Réforme : la simplification de la représentation des salariés avec le CSE

Fin septembre, le Journal officiel publiait l’ordonnance relative à la nouvelle organisation du dialogue social et économique dans l’entreprise. Désormais, ne parlez plus de délégués du personnel, de comités d’entreprise ou même de CHSCT. Ces trois instances disparaissent au profit du CSE qui chamboule la représentation du personnel.

La naissance du CSE

Suite à la réforme du Code du travail par ordonnances survenue fin septembre, la représentation des salariés au sein des entreprises fait peau neuve. Exit les délégués du personnel (DP), les comités d’entreprise (CE) ainsi que les comités hygiène-sécurité et conditions de travail (CHSCT). Ces trois entités fusionnent pour donner naissance à une seule et unique instance représentative du personnel : le comité social et économique (CSE).

Ce dispositif, qui concerne désormais toutes les entreprises de 11 salariés et plus, devrait entrer en vigueur dès les prochaines élections professionnelles et au plus tard le 31 décembre 2019. Cela signifie que les premiers CSE pourraient voir le jour début 2018 ! Les représentants du personnel, élus en 2017 pour quatre ans, verront finalement leur mandat remis en cause dans deux ans à peine.

Les zones d’ombre du CSE

La mise en place de ces nouveautés n’est pour l’heure qu’hypothétique. En effet, pour entrer en vigueur cette ordonnance, relative à la nouvelle organisation du dialogue social et économique dans les entreprises, devra être ratifiée par le Parlement. Mais avant de passer le grand oral, elle a besoin d’un décret d’application, élaboré avec les partenaires sociaux. Car à ce jour, plusieurs zones d’ombre subsistent quant aux modalités de mise en œuvre.

Combien de représentants siègeront au sein du CSE ? Quel sera le volume d’heures de délégation prévu ? Ou encore, quels seront les moyens alloués à cette nouvelle instance ? Éléments de réponse attendus d’ici la fin de l’année.

Ce que change le CSE pour les grands groupes

Ce que l’on sait en revanche, c’est qu’une baisse du nombre de représentants est à prévoir.
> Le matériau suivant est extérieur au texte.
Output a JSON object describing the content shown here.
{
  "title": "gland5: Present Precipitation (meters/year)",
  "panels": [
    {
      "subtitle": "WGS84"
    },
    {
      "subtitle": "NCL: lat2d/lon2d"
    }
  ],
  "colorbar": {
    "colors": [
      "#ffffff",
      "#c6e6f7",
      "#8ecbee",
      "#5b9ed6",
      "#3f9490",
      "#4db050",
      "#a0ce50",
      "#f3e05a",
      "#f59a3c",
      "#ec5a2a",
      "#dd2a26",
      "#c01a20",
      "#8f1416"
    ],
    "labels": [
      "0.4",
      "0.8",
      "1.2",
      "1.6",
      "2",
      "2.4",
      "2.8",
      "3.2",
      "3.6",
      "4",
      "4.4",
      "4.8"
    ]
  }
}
D’après l’AFP qui s’est procuré une copie du projet de décret, ce sont surtout les grandes entreprises de plus de 3 000 salariés qui seraient concernées. Elles passeraient alors de 28 à 25 élus. La coupe serait plus franche dans les organisations de plus de 10 000 collaborateurs, où le nombre d’élus tomberait à 35 contre 61 aujourd’hui, soit 26 de moins.

De plus, si la durée de leurs mandats reste inchangée, les voilà limités à trois mandats successifs (ou quatre mandats de trois ans, dans la limite de douze années).
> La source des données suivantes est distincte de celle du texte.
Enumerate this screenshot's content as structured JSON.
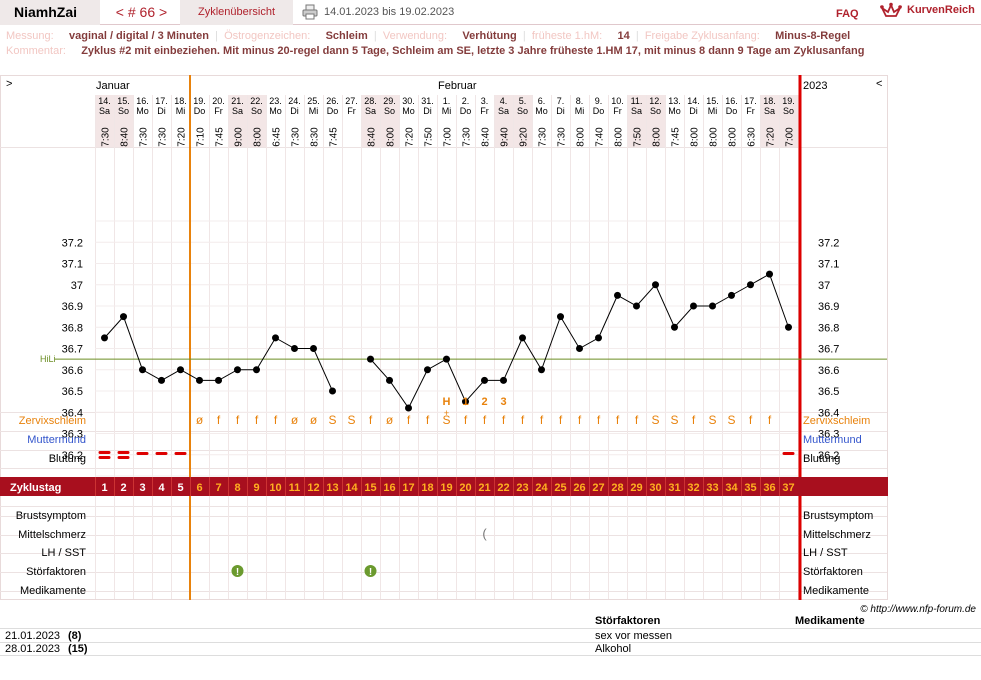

Des missions différentes pour les entreprises de moins de 50 salariés

Les missions des CSE dépendront de la taille de l’entreprise. Si celle-ci compte moins de 50 salariés, la délégation du personnel aura pour tâches de :

  • présenter à l’employeur les réclamations liées aux salaires, à l’application du code du travail et autres dispositions légales (protection sociale, ainsi que conventions et accords applicables dans l’entreprise),
  • promouvoir la santé, la sécurité et les conditions de travail dans l’entreprise, mais aussi réaliser des enquêtes en matière d’accidents du travail ou de maladies professionnelles ou à caractère professionnel
  • et de saisir l’inspection du travail de toutes les plaintes et observations relatives à l’application des dispositions légales dont elle est chargée d’assurer le contrôle.
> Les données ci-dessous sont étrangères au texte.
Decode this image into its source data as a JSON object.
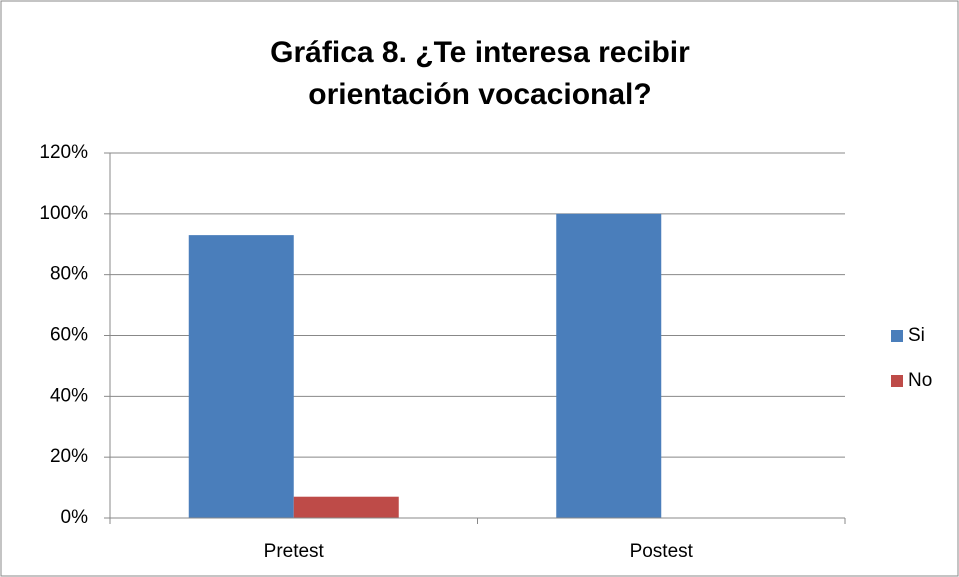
{
  "chart_data": {
    "type": "bar",
    "title": "Gráfica 8. ¿Te interesa recibir orientación vocacional?",
    "categories": [
      "Pretest",
      "Postest"
    ],
    "series": [
      {
        "name": "Si",
        "color": "#4a7ebb",
        "values": [
          93,
          100
        ]
      },
      {
        "name": "No",
        "color": "#be4b48",
        "values": [
          7,
          0
        ]
      }
    ],
    "ylim": [
      0,
      120
    ],
    "yticks": [
      {
        "value": 0,
        "label": "0%"
      },
      {
        "value": 20,
        "label": "20%"
      },
      {
        "value": 40,
        "label": "40%"
      },
      {
        "value": 60,
        "label": "60%"
      },
      {
        "value": 80,
        "label": "80%"
      },
      {
        "value": 100,
        "label": "100%"
      },
      {
        "value": 120,
        "label": "120%"
      }
    ],
    "grid": true,
    "legend": "right"
  }
}
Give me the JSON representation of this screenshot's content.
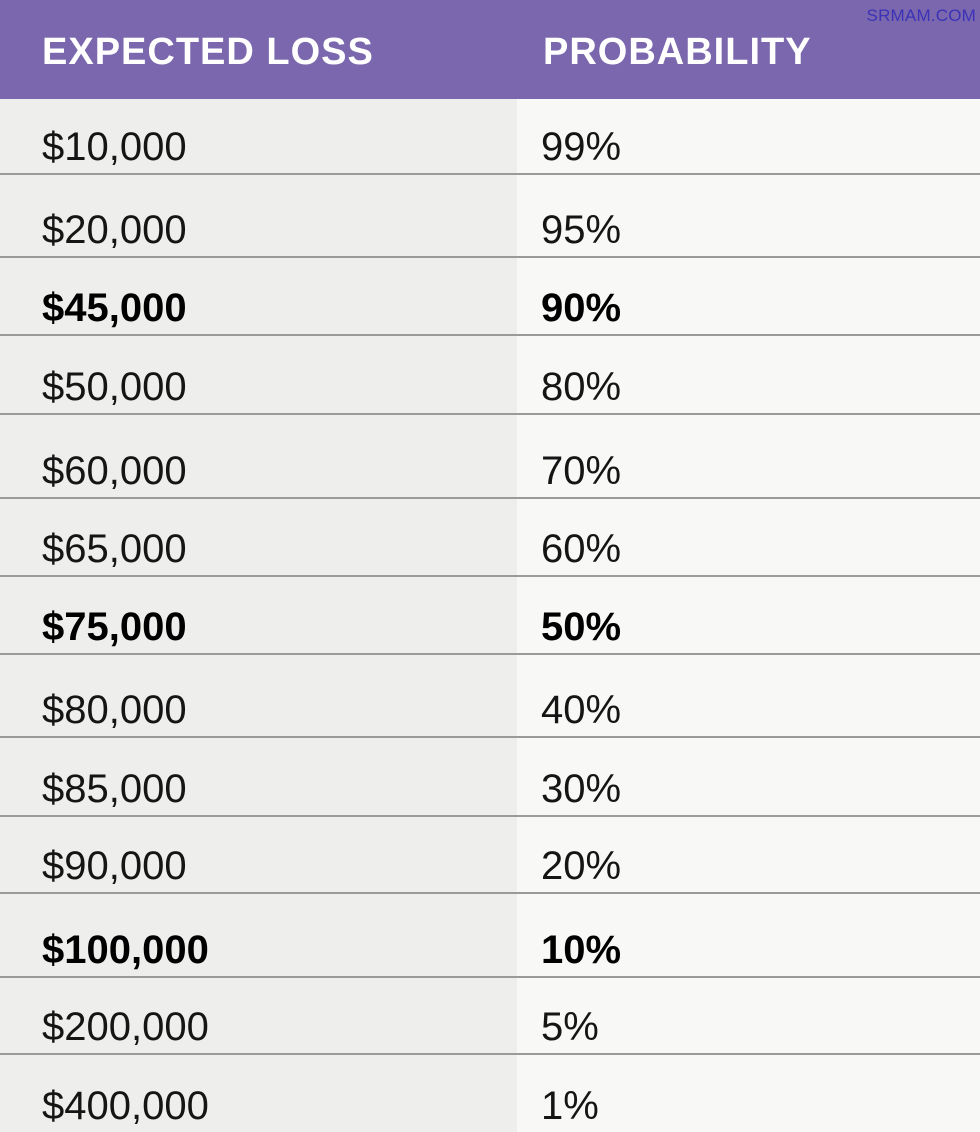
{
  "watermark": "SRMAM.COM",
  "header": {
    "loss_label": "EXPECTED LOSS",
    "prob_label": "PROBABILITY"
  },
  "rows": [
    {
      "loss": "$10,000",
      "probability": "99%",
      "bold": false
    },
    {
      "loss": "$20,000",
      "probability": "95%",
      "bold": false
    },
    {
      "loss": "$45,000",
      "probability": "90%",
      "bold": true
    },
    {
      "loss": "$50,000",
      "probability": "80%",
      "bold": false
    },
    {
      "loss": "$60,000",
      "probability": "70%",
      "bold": false
    },
    {
      "loss": "$65,000",
      "probability": "60%",
      "bold": false
    },
    {
      "loss": "$75,000",
      "probability": "50%",
      "bold": true
    },
    {
      "loss": "$80,000",
      "probability": "40%",
      "bold": false
    },
    {
      "loss": "$85,000",
      "probability": "30%",
      "bold": false
    },
    {
      "loss": "$90,000",
      "probability": "20%",
      "bold": false
    },
    {
      "loss": "$100,000",
      "probability": "10%",
      "bold": true
    },
    {
      "loss": "$200,000",
      "probability": "5%",
      "bold": false
    },
    {
      "loss": "$400,000",
      "probability": "1%",
      "bold": false
    }
  ]
}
À noter que certaines missions associées aux Délégués du Personnel ont, quant à elles, été supprimées, à l’instar du droit d’alerte en cas d’atteinte aux droits du personnel et à leur santé.

Un champ d’action étendu pour les entreprises de plus de 50 salariés

Dans les entreprises de 50 salariés et plus, le champ d’action du CSE prend de l’ampleur. En effet :

  • il défend les intérêts des salariés dans la gestion des missions économiques et sociales, l’organisation du travail (gestion des temps et horaires, télétravail, délégation intragroupe de personnel…), la formation professionnelle et les techniques de production,
  • Le comité est informé et consulté sur les questions intéressant l’organisation, la gestion et la marche générale de l’entreprise.
  • Il intervient également sur les questions d’hygiène-sécurité et des conditions de travail. Le cap des 300 salariés franchi, une commission spécifique dédiée est même obligatoire.

À noter que les entreprises comptant au minimum deux établissements distincts auront un CSE d’établissement et un CSE central.

En devenant le seul interlocuteur, le CSE devrait simplifier le dialogue social au sein des entreprises. Cependant, il reste à savoir quels seront les moyens alloués à l’organisation pour qu’elle puisse mener à bien ses missions, qui consistent avant tout à s’assurer que les intérêts des salariés sont justement défendus.